Siento un nudo en el estómago. Todo mi cuerpo se pone tenso, y por un momento me quedo inmóvil, solo mirando el maldito teléfono como si fuera a decirme algo más.

“Hoy es el día,” pienso, aunque mi mente todavía está algo embotada. Prometí que estaría allí. Prometí que, si esos niños eran míos, no los abandonaría.

Me levanto de la cama y camino al baño con pasos pesados. Cada movimiento parece costarme el doble de lo normal. Me miro al espejo mientras me lavo la cara y no reconozco al tipo que me devuelve la mirada. Tengo las ojeras de alguien que no duerme bien desde hace meses, y el peso de mi "matrimonio" con Carolina se refleja en cada línea de mi rostro.

He pasado las últimas semanas enterrado en trabajo, buscando formas de ocupar mi mente. Incluso me obsesioné con encontrar un caballo que pudiera reemplazar a Kalaz en mi colección, pero no hay ninguno como él. Ninguno. Igual que no hay nadie como Liliana.

Suspiro y me dirijo al vestidor para cambiarme.

—¿Vas a la oficina? —pregunta Carolina desde la cama, con esa voz que últimamente suena más como un reproche constante que como algo cálido.

—Sí —respondo, mientras ajusto el cuello de mi camisa.

Ella se sienta en la cama, con el cabello desordenado pero la mirada alerta. Ni siquiera sé por qué insiste en dormir aquí.

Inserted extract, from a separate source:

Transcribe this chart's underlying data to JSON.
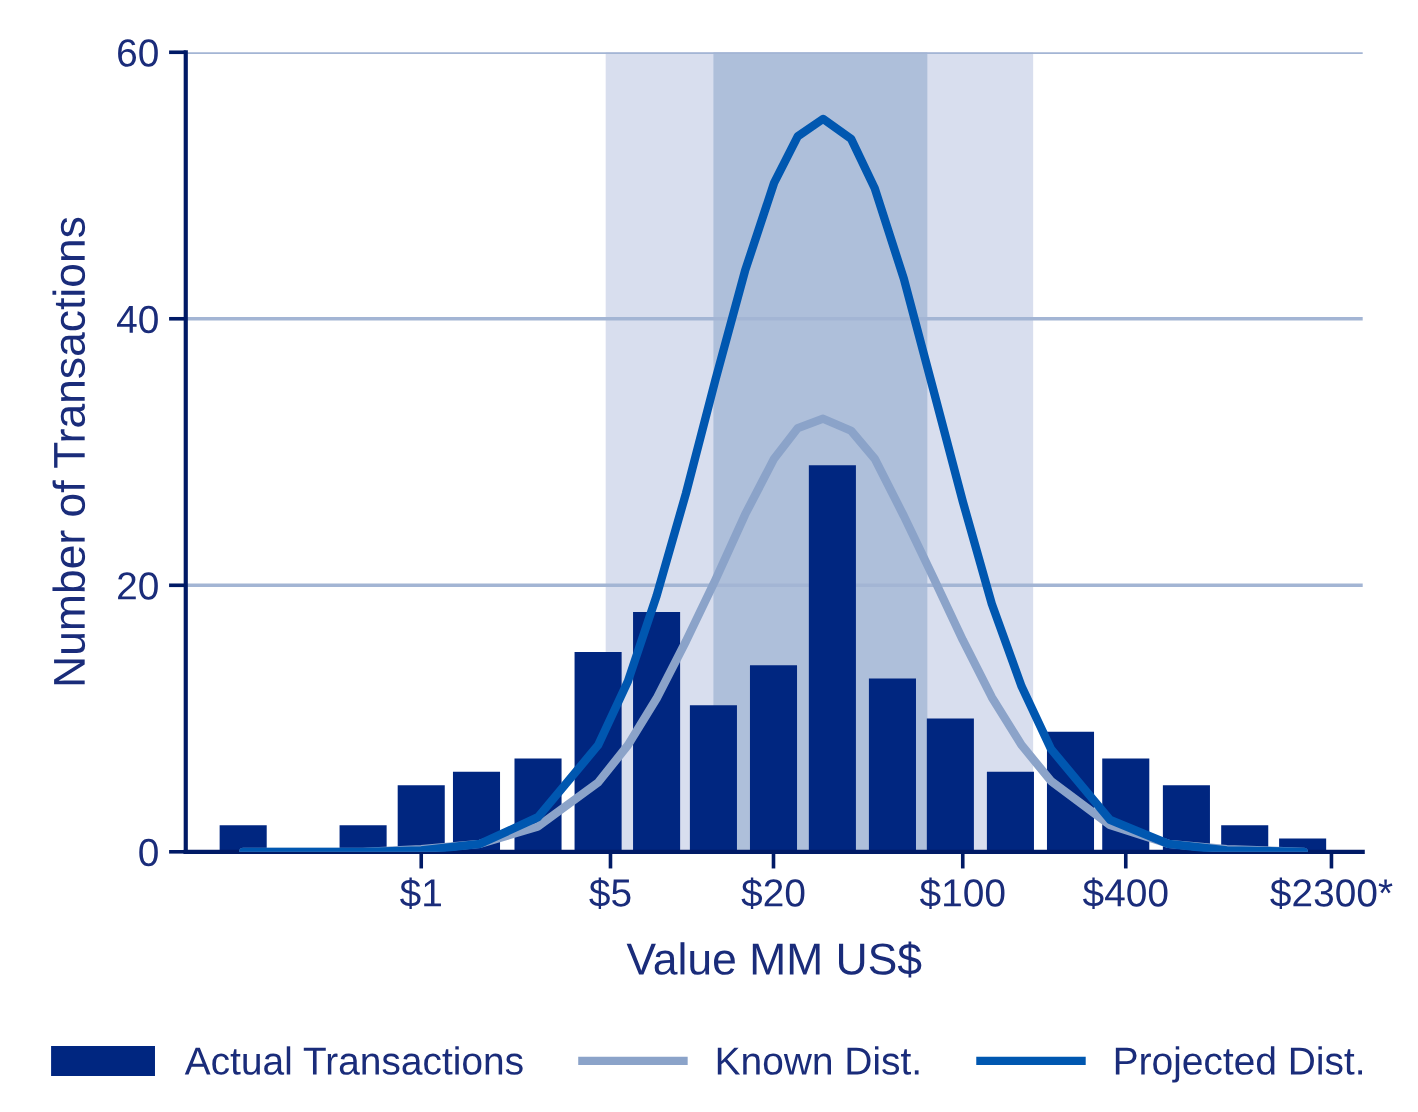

—¿Por qué tan arreglado? ¿Es algo urgente?

—Tengo que hablar con mis abogados.

Eso debería ser suficiente para cerrar el tema, pero no con Carolina, porque rara vez he salido de la hacienda en los últimos dos meses, así que debe imaginar que si me estoy poniendo una corbata o rasurándome, debe ser asunto de fuerza mayor.

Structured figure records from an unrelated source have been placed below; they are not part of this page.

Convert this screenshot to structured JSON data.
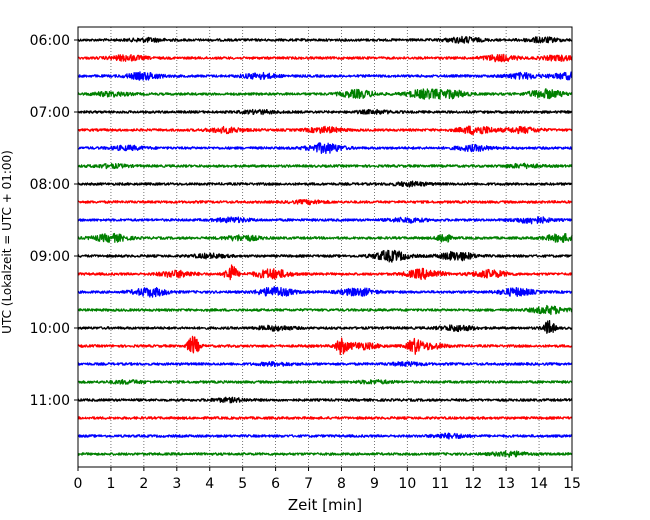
{
  "chart_data": {
    "type": "line",
    "title": "",
    "xlabel": "Zeit  [min]",
    "ylabel": "UTC (Lokalzeit = UTC + 01:00)",
    "xlim": [
      0,
      15
    ],
    "x_ticks": [
      "0",
      "1",
      "2",
      "3",
      "4",
      "5",
      "6",
      "7",
      "8",
      "9",
      "10",
      "11",
      "12",
      "13",
      "14",
      "15"
    ],
    "y_ticks": [
      "06:00",
      "07:00",
      "08:00",
      "09:00",
      "10:00",
      "11:00"
    ],
    "grid": "vertical dotted",
    "legend": "none",
    "trace_colors": [
      "#000000",
      "#ff0000",
      "#0000ff",
      "#008000"
    ],
    "row_interval_minutes": 15,
    "traces": [
      {
        "start": "06:00",
        "color": "#000000",
        "events": [
          [
            2.1,
            1.5
          ],
          [
            11.7,
            2.5
          ],
          [
            14.1,
            2.2
          ]
        ]
      },
      {
        "start": "06:15",
        "color": "#ff0000",
        "events": [
          [
            1.5,
            2.5
          ],
          [
            12.8,
            2.8
          ],
          [
            14.6,
            2.2
          ]
        ]
      },
      {
        "start": "06:30",
        "color": "#0000ff",
        "events": [
          [
            2.0,
            3.2
          ],
          [
            5.5,
            2.5
          ],
          [
            13.5,
            2.5
          ],
          [
            14.9,
            2.8
          ]
        ]
      },
      {
        "start": "06:45",
        "color": "#008000",
        "events": [
          [
            1.0,
            2.0
          ],
          [
            8.5,
            3.5
          ],
          [
            10.5,
            3.8
          ],
          [
            11.3,
            3.5
          ],
          [
            14.2,
            4.0
          ]
        ]
      },
      {
        "start": "07:00",
        "color": "#000000",
        "events": [
          [
            5.5,
            1.5
          ],
          [
            9.0,
            1.4
          ]
        ]
      },
      {
        "start": "07:15",
        "color": "#ff0000",
        "events": [
          [
            4.5,
            2.5
          ],
          [
            7.5,
            2.5
          ],
          [
            12.1,
            4.0
          ],
          [
            13.5,
            2.5
          ]
        ]
      },
      {
        "start": "07:30",
        "color": "#0000ff",
        "events": [
          [
            1.5,
            1.8
          ],
          [
            7.5,
            4.5
          ],
          [
            12.0,
            2.5
          ]
        ]
      },
      {
        "start": "07:45",
        "color": "#008000",
        "events": [
          [
            1.0,
            1.5
          ],
          [
            13.5,
            1.6
          ]
        ]
      },
      {
        "start": "08:00",
        "color": "#000000",
        "events": [
          [
            10.1,
            1.8
          ]
        ]
      },
      {
        "start": "08:15",
        "color": "#ff0000",
        "events": [
          [
            7.0,
            1.4
          ]
        ]
      },
      {
        "start": "08:30",
        "color": "#0000ff",
        "events": [
          [
            4.7,
            2.0
          ],
          [
            10.0,
            2.0
          ],
          [
            13.8,
            3.0
          ]
        ]
      },
      {
        "start": "08:45",
        "color": "#008000",
        "events": [
          [
            1.0,
            3.5
          ],
          [
            5.0,
            2.5
          ],
          [
            11.1,
            5.5
          ],
          [
            14.7,
            3.5
          ]
        ]
      },
      {
        "start": "09:00",
        "color": "#000000",
        "events": [
          [
            4.0,
            1.8
          ],
          [
            9.5,
            5.0
          ],
          [
            11.5,
            4.0
          ]
        ]
      },
      {
        "start": "09:15",
        "color": "#ff0000",
        "events": [
          [
            3.0,
            3.0
          ],
          [
            4.65,
            9.0
          ],
          [
            5.9,
            4.5
          ],
          [
            10.5,
            4.5
          ],
          [
            12.5,
            3.5
          ]
        ]
      },
      {
        "start": "09:30",
        "color": "#0000ff",
        "events": [
          [
            2.2,
            4.0
          ],
          [
            6.0,
            4.5
          ],
          [
            8.5,
            3.5
          ],
          [
            13.3,
            3.5
          ]
        ]
      },
      {
        "start": "09:45",
        "color": "#008000",
        "events": [
          [
            14.3,
            3.5
          ]
        ]
      },
      {
        "start": "10:00",
        "color": "#000000",
        "events": [
          [
            6.0,
            2.0
          ],
          [
            11.5,
            2.5
          ],
          [
            14.3,
            6.5
          ]
        ]
      },
      {
        "start": "10:15",
        "color": "#ff0000",
        "events": [
          [
            3.5,
            9.0
          ],
          [
            8.0,
            7.0
          ],
          [
            8.6,
            3.0
          ],
          [
            10.2,
            6.0
          ],
          [
            10.6,
            3.0
          ]
        ]
      },
      {
        "start": "10:30",
        "color": "#0000ff",
        "events": [
          [
            6.0,
            1.4
          ],
          [
            10.0,
            1.4
          ]
        ]
      },
      {
        "start": "10:45",
        "color": "#008000",
        "events": [
          [
            1.5,
            1.3
          ],
          [
            9.0,
            1.3
          ]
        ]
      },
      {
        "start": "11:00",
        "color": "#000000",
        "events": [
          [
            4.6,
            1.6
          ]
        ]
      },
      {
        "start": "11:15",
        "color": "#ff0000",
        "events": []
      },
      {
        "start": "11:30",
        "color": "#0000ff",
        "events": [
          [
            11.3,
            2.0
          ]
        ]
      },
      {
        "start": "11:45",
        "color": "#008000",
        "events": [
          [
            13.1,
            2.2
          ]
        ]
      }
    ]
  }
}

—¿Vas a ver a Liliana? —suelta de repente, con los ojos entrecerrados.

El tono de su voz me molesta, pero detengo lo que estoy haciendo y la miro directamente.

—No. Pero sí voy a cumplir con lo que le prometí. Ya debe haber tenido a los niños —digo con calma, aunque por dentro me quemo por saber si eso es cierto o no.

—¿Y qué? ¿Vas a aparecer como el gran héroe para ella? —Mi esposa se cruza de brazos y su actitud me enerva.

—Mira, Carolina —le digo, intentando mantener la paciencia—. Me casé contigo porque me aseguraste que, si esos niños eran míos, podrías aceptarlos y quererlos. ¿Ahora qué pasa? ¿Te molesta cumplir lo que me prometiste?

Ella se pone de pie y camina hacia mí con el rostro lleno de furia.

—¿Y qué esperabas? ¡Esos niños son un recordatorio de lo que ella te hizo!

—¡Y los niños no tienen la culpa de eso! —espeto sin poder creer lo que escucho—. ¡¿Por qué no me dijiste que eso era realmente lo que pensabas!?

Seis horas después, estoy al borde de la impaciencia. Miro el reloj por enésima vez, tamborileo los dedos contra el escritorio y reviso mi teléfono, aunque no hay mensajes nuevos. Sé que es día de visita, horas de visita, a menos que ella se niegue no hay razón para que no Bradshaw no haya conseguido una entrevista…

Finalmente, mi abogado entra a la oficina. Lleva una expresión extraña, mezcla de incertidumbre y algo que no puedo identificar del todo, y eso hace que olvide cómo respirar por un segundo.

—¿Ya está todo listo? —le pregunto, poniéndome de pie, pero él se acerca despacio, como si estuviera eligiendo con cuidado sus palabras.

—Señor… hay… hay algo que no sé cómo decirle.

Siento que el suelo vibra bajo mis pies y si corazón se estruja. Algo pasó con ella. Algo pasó con ella y con los niños, lo sabía.

—¿Qué le pasó a Liliana? —gruño entre dientes y él niega.

—La verdad es que non lo sé, la señora Liliana no está en la cárcel.

Sus palabras caen como un balde de agua helada sobre mi cabeza y me apoyo en el escritorio.

—¿Qué dijiste? —pregunto, aunque sé perfectamente lo que acaba de decir, simplemente no puedo creerlo

—Señor St Jhon… la señora Liliana Duque no está en la prisión.